Lessons from Agora (or Sundays @ THC) on Pursuit of NextGen Entrepreneurs.
There has been a long discussion going on over the evolution of entrepreneurship in general and how the present and the upcoming entrepreneurs or entrepreneurial trends are different than those of the past. We asked our panel members about these differences and the learning that they might have inherited or adopted. Since our panel members were from diverse fields this round of question elicited various perspectives.
Conventional vs. unconventional entrepreneurship
The panelists and everyone in general could see a clear division between the two groups of entrepreneurs in the current socioeconomic order: the conventional group and the unconventional group. The conventional group of entrepreneurs seemingly work on a traditional note, be it profit based success-drive, following the established footsteps, trusting financial security over growth and hesitant openness to something absolutely new or innovative. On the other hand, the unconventional or the modern group of entrepreneurs believe that the change is a norm. They believe in creating a product, service or a process that is new or different. For example, opening a new restaurant in a suburban area of Ahmedabad and doing well is not entrepreneurial according to them but running a small café with an innovative touch to it is. The unconventional or the modern group of entrepreneurs search for a change and exploit it to their best of the abilities.
While the two groups of entrepreneurs co-exist in today’s economical society, according to Ritam Bhatnagar, the founder of wWhere (www.wwhere.is), there is a certain degree of overlap seen in the approaches of these two groups. The conventional group has seemingly started to open up towards innovative ideas and the unconventional group do tend to learn from the experience of the former. As Sneh Bhavsar, founder of Oowomaniya (www.oowomaniya.com) mentioned, he learnt the dos and don’ts of running a business largely from his experience of working closely as a consultant in well established firms. It was affirmed that such an overlap can prove to be beneficial for entrepreneurs in general; however, the distinction making process has unfortunately created a void. The void does not allow traditional entrepreneurs, an easy access to the new ways and approaches of entrepreneurship. And conversely, the distinction restricts the modern entrepreneurs from learning or thinking about new approaches in a traditional background. This could be a reason for limited entrepreneurial ventures in say rural development of India. Mode of communication was regrettably described as a limiting factor for a successful interaction between the two groups.

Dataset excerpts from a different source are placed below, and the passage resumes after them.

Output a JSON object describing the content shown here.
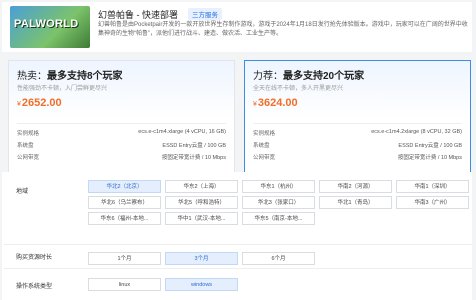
{
  "app": {
    "logo_text": "PALWORLD",
    "title": "幻兽帕鲁 - 快速部署",
    "badge": "三方服务",
    "description": "幻兽帕鲁是由Pocketpair开发的一款开放世界生存制作游戏，游戏于2024年1月18日发行抢先体验版本。游戏中，玩家可以在广阔的世界中收集神奇的生物“帕鲁”，派他们进行战斗、建造、做农活、工业生产等。"
  },
  "plans": [
    {
      "title_prefix": "热卖：",
      "title": "最多支持8个玩家",
      "subtitle": "性能强劲不卡顿，入门尝鲜更尽兴",
      "currency": "¥",
      "price": "2652.00",
      "specs": [
        {
          "key": "实例规格",
          "value": "ecs.e-c1m4.xlarge (4 vCPU, 16 GB)"
        },
        {
          "key": "系统盘",
          "value": "ESSD Entry云盘 / 100 GB"
        },
        {
          "key": "公网带宽",
          "value": "按固定带宽计费 / 10 Mbps"
        }
      ]
    },
    {
      "title_prefix": "力荐：",
      "title": "最多支持20个玩家",
      "subtitle": "全天在线不卡顿，多人开黑更尽兴",
      "currency": "¥",
      "price": "3624.00",
      "specs": [
        {
          "key": "实例规格",
          "value": "ecs.e-c1m4.2xlarge (8 vCPU, 32 GB)"
        },
        {
          "key": "系统盘",
          "value": "ESSD Entry云盘 / 100 GB"
        },
        {
          "key": "公网带宽",
          "value": "按固定带宽计费 / 10 Mbps"
        }
      ]
    }
  ],
  "config": {
    "region_label": "地域",
    "regions": [
      "华北2（北京）",
      "华东2（上海）",
      "华东1（杭州）",
      "华南2（河源）",
      "华南1（深圳）",
      "华北6（乌兰察布）",
      "华北5（呼和浩特）",
      "华北3（张家口）",
      "华北1（青岛）",
      "华南3（广州）",
      "华东6（福州-本地...",
      "华中1（武汉-本地...",
      "华东5（南京-本地..."
    ],
    "region_selected": 0,
    "duration_label": "购买资源时长",
    "durations": [
      "1个月",
      "3个月",
      "6个月"
    ],
    "duration_selected": 1,
    "os_label": "操作系统类型",
    "os_options": [
      "linux",
      "windows"
    ],
    "os_selected": 1
  }
}
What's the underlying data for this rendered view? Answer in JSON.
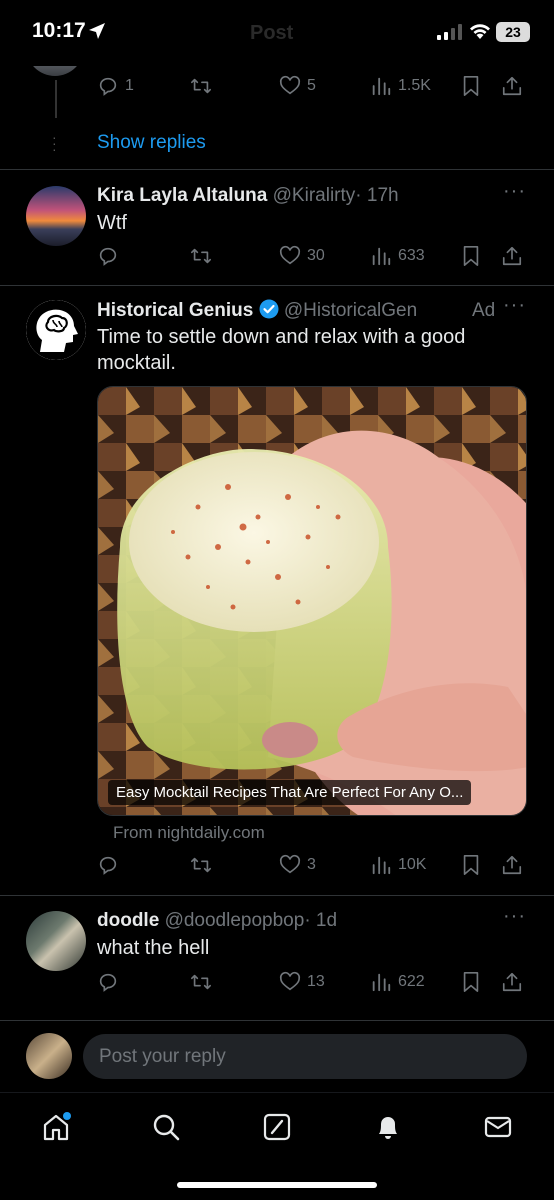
{
  "status_bar": {
    "time": "10:17",
    "header_title": "Post",
    "battery": "23"
  },
  "top_reply": {
    "actions": {
      "replies": "1",
      "reposts": "",
      "likes": "5",
      "views": "1.5K"
    },
    "show_replies": "Show replies"
  },
  "tweets": [
    {
      "name": "Kira Layla Altaluna",
      "handle": "@Kiralirty",
      "time": "· 17h",
      "text": "Wtf",
      "actions": {
        "replies": "",
        "reposts": "",
        "likes": "30",
        "views": "633"
      }
    },
    {
      "name": "Historical Genius",
      "handle": "@HistoricalGen",
      "ad_label": "Ad",
      "text": "Time to settle down and relax with a good mocktail.",
      "media_caption": "Easy Mocktail Recipes That Are Perfect For Any O...",
      "from": "From nightdaily.com",
      "actions": {
        "replies": "",
        "reposts": "",
        "likes": "3",
        "views": "10K"
      }
    },
    {
      "name": "doodle",
      "handle": "@doodlepopbop",
      "time": "· 1d",
      "text": "what the hell",
      "actions": {
        "replies": "",
        "reposts": "",
        "likes": "13",
        "views": "622"
      }
    }
  ],
  "reply_bar": {
    "placeholder": "Post your reply"
  },
  "colors": {
    "accent": "#1d9bf0",
    "muted": "#71767b",
    "background": "#000000"
  },
  "tabs": [
    "home-icon",
    "search-icon",
    "grok-icon",
    "notifications-icon",
    "messages-icon"
  ]
}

While there is work being done to improve the overlap, absolute dissolution of such a demarcation has become a must for an overall transcendence of entrepreneurial journey in India. And as per Ritam Bhatnagar, it is entrepreneurs’ responsibility themselves to understand and work towards filling up the void.

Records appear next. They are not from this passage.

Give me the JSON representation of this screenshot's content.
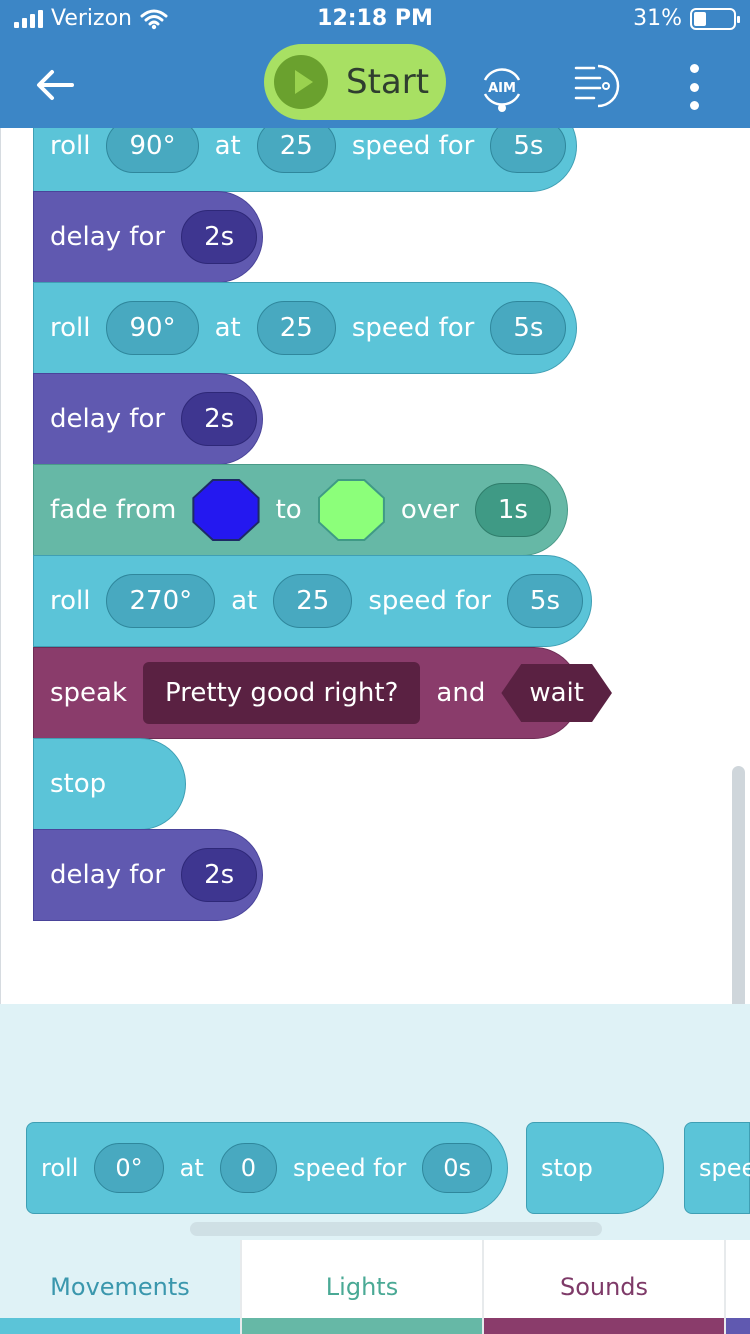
{
  "status_bar": {
    "carrier": "Verizon",
    "time": "12:18 PM",
    "battery": "31%"
  },
  "toolbar": {
    "start_label": "Start",
    "aim_label": "AIM"
  },
  "program": {
    "blocks": [
      {
        "type": "roll",
        "label": "roll",
        "heading": "90°",
        "at": "at",
        "speed": "25",
        "speed_for": "speed for",
        "duration": "5s"
      },
      {
        "type": "delay",
        "label": "delay for",
        "duration": "2s"
      },
      {
        "type": "roll",
        "label": "roll",
        "heading": "90°",
        "at": "at",
        "speed": "25",
        "speed_for": "speed for",
        "duration": "5s"
      },
      {
        "type": "delay",
        "label": "delay for",
        "duration": "2s"
      },
      {
        "type": "fade",
        "label": "fade from",
        "to": "to",
        "over": "over",
        "duration": "1s",
        "from_color": "#2418f0",
        "to_color": "#8cff7a"
      },
      {
        "type": "roll",
        "label": "roll",
        "heading": "270°",
        "at": "at",
        "speed": "25",
        "speed_for": "speed for",
        "duration": "5s"
      },
      {
        "type": "speak",
        "label": "speak",
        "text": "Pretty good right?",
        "and": "and",
        "wait": "wait"
      },
      {
        "type": "stop",
        "label": "stop"
      },
      {
        "type": "delay",
        "label": "delay for",
        "duration": "2s"
      }
    ]
  },
  "palette": {
    "roll": {
      "label": "roll",
      "heading": "0°",
      "at": "at",
      "speed": "0",
      "speed_for": "speed for",
      "duration": "0s"
    },
    "stop": {
      "label": "stop"
    },
    "speed": {
      "label": "spee"
    }
  },
  "tabs": [
    {
      "label": "Movements",
      "color": "#5bc4d8"
    },
    {
      "label": "Lights",
      "color": "#66b8a6"
    },
    {
      "label": "Sounds",
      "color": "#8a3c6b"
    }
  ],
  "colors": {
    "header": "#3c86c6",
    "start_button": "#a8e063",
    "roll_block": "#5bc4d8",
    "delay_block": "#6059b0",
    "fade_block": "#66b8a6",
    "speak_block": "#8a3c6b"
  }
}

Risk-management is an entrepreneurial inheritance
There are different meanings to the term entrepreneur and the meanings have evolved significantly over time. However the association of risk bearing and entrepreneurship goes long back in history. Richard Cantillon during the mid-17th century, described the non-fixed wage earners as ‘entrepreneurs’ – for the first time as recorded in history. The non-fixed wage earners bought or made a product at a certain cost to sell it at an uncertain price (risk-seeker or risk-bearer, in other words). It was in their intentions to shun a fixed wager work but instead trade their product or service and have the possibility to earn a profit. Richard Cantillon emphasized on the willingness of the entrepreneur to assume risk and deal with uncertainty. The definition of course then evolved further where instead of risk-bearers, entrepreneurs were called as clever risk-managers (definition by Jean Say) when they became able to understand the trends of the market and how people would respond to their product or the service.

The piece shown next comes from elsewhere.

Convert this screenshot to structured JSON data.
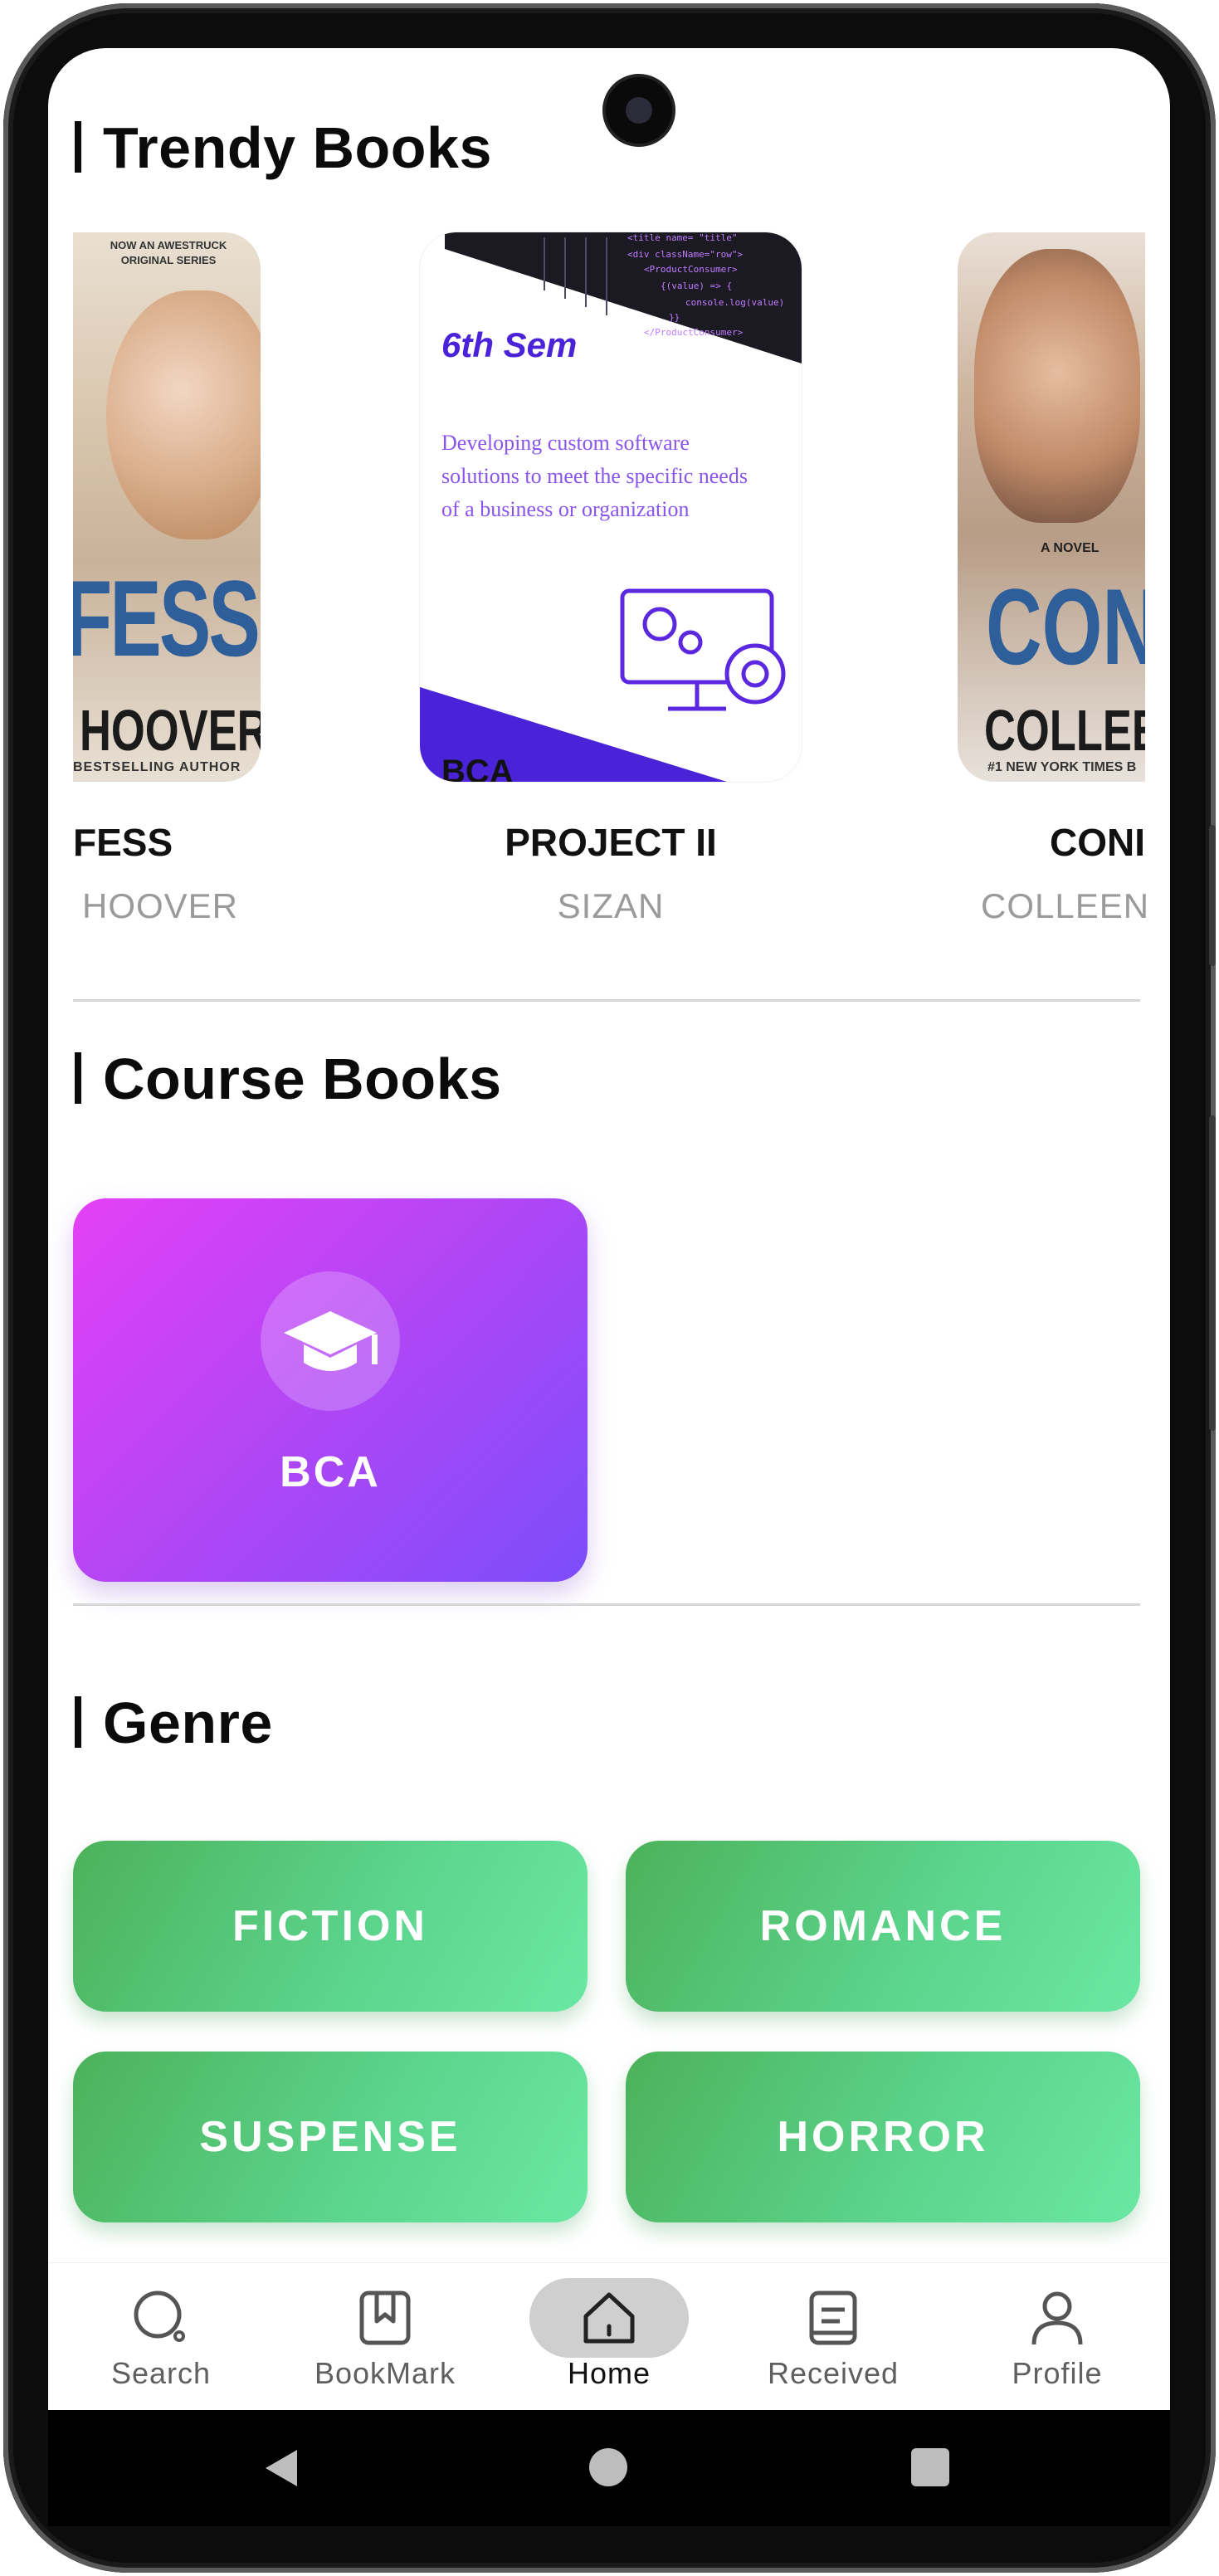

The panelists agreed vividly that the ability to deal with risks, to make a calculative decision overseeing the possibilities is something that they have learnt from their forgoers. Abhishek Doshi, the founder of Gridle (www.gridle.io), humbly avowed risk management as an old but absolutely essential technique for entrepreneurs.
‘Peer Steer’ better than the ‘learned league’
When further asked on the things that they have learnt or are learning from their predecessors, a brilliant point was raised by Sneh Bhavsar – ‘’We learn from our peers more than what we learn from the experienced and established entrepreneurs’’. Agreeing instantly, Abhishek Doshi added that ”instead of teachers we need a platform where we learn from each other as entrepreneurs. There are more nurseries than the students, here in India, and we need more students to grow coherently”. With the constantly evolving trends and mindsets, it is necessary to keep up. Peer learning indeed is being established as an asset in the entrepreneurial world. Bansari Kamdar, founder of The Social Bridge (www.socialbridge.com), concluded that as a budding entrepreneur, she tasted the power of peer-steer there and then during the session.